C’est en travaillant à EDF sur des matériaux innovants pour l’énergie que Sidarth Radjou a muri cette idée. La rencontre avec Thomas Marchand, qui comme lui rédige un mémoire sur l'impression 3D, les décide à créer Biomodex en 2014. Mais fabriquer des organes qui ressemblent à des vrais n’est pas si facile. L’enjeu technologique porte sur les matériaux. Jusqu’ici, seul deux matériaux étaient utilisés pour le biomédical : le silicone et le plastique. Ils ne permettent pas de traduire la complexité des tissus biologiques.

Pour y parvenir, la société a mis au point une technique d’impression multi-matériaux. « Nous cherchons à reproduire l’organe à l’échelle du micromètre, avec ses veines, ses artères, et même les tissus humains au niveau cellulaire. Notre idée : simuler des tissus  de la manière la plus réaliste possible. Pour cela, nous nous basons sur les images scanners existantes, que nous transformons en images numériques 3D, pour pouvoir ensuite imprimer l’organe.» Les matériaux utilisés sont des polymères liquides. Dans l’imprimante multi-jets une lampe UV réalise la solidification du mélange de polymères. Avant l’impression, un algorithme a calculé le dosage des polymères à injecter pour obtenir un organe aux propriétés biomécaniques équivalentes à l’original, avec une résolution de l’ordre du micromètre. Pour concevoir numériquement le coeur, la start-up s'est appuyée sur Dassault System, dont elle est membre du programme d'incubation, le 3D Experience Lab. 

Objectif : convaincre les hôpitaux

La première application phare de la start-up porte sur les ruptures d’anévrisme, c’est à dire les ruptures de vaisseaux sanguins, qui touchent, selon Sidarth Radjou, plus de 80% des personnes de plus de 80 ans.

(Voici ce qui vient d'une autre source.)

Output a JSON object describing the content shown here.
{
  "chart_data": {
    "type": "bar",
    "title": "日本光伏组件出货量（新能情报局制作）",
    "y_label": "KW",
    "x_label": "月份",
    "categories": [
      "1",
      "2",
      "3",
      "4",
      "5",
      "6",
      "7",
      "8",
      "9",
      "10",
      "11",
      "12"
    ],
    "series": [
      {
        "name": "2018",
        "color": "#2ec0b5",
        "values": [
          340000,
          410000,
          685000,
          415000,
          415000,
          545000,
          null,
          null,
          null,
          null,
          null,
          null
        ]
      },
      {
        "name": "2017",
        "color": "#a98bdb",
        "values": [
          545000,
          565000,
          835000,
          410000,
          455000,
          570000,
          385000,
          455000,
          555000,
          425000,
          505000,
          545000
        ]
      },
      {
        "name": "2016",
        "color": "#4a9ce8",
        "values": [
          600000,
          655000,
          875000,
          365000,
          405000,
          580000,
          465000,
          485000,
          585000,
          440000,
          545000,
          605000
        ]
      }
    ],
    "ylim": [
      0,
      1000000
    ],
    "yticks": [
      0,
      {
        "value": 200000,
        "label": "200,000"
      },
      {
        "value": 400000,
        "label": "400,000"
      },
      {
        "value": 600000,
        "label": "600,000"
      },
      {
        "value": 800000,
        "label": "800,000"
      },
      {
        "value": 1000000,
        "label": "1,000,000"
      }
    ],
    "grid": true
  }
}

La start-up réalise actuellement des tests chez plusieurs patients pour convaincre les autorités sanitaires, dans un contexte de réglementation inexistante sur cette application. Elle vise le marquage CE et FDA. « Nous avons pu expérimenter notre solutions pour près de 1000 opérations depuis mi-2016. A partir de 2019, nous aurons assez de patients pour convaincre les hôpitaux. » Pour commencer, la start-up souhaite produire des organes à la chaine, en usine, pour les commercialiser en passant par des fournisseurs connus du monde de la santé. « On ne veut pas attendre que les hôpitaux s’équipent. Cela pourra, éventuellement se faire à moyen terme. »

La société compte déjà un atelier de production à Paris, et prévoit d'autres usines, sur les côtes Est et Ouest des Etats-Unis. Si la société travaille particulièrement sur des applications dans le domaine cardiovasculaire, elle prospecte aussi dans les domaines de la radiologie, et de l'ORL, ce dernier domaine présentant des caractéristiques anatomiques particulièrement complexes.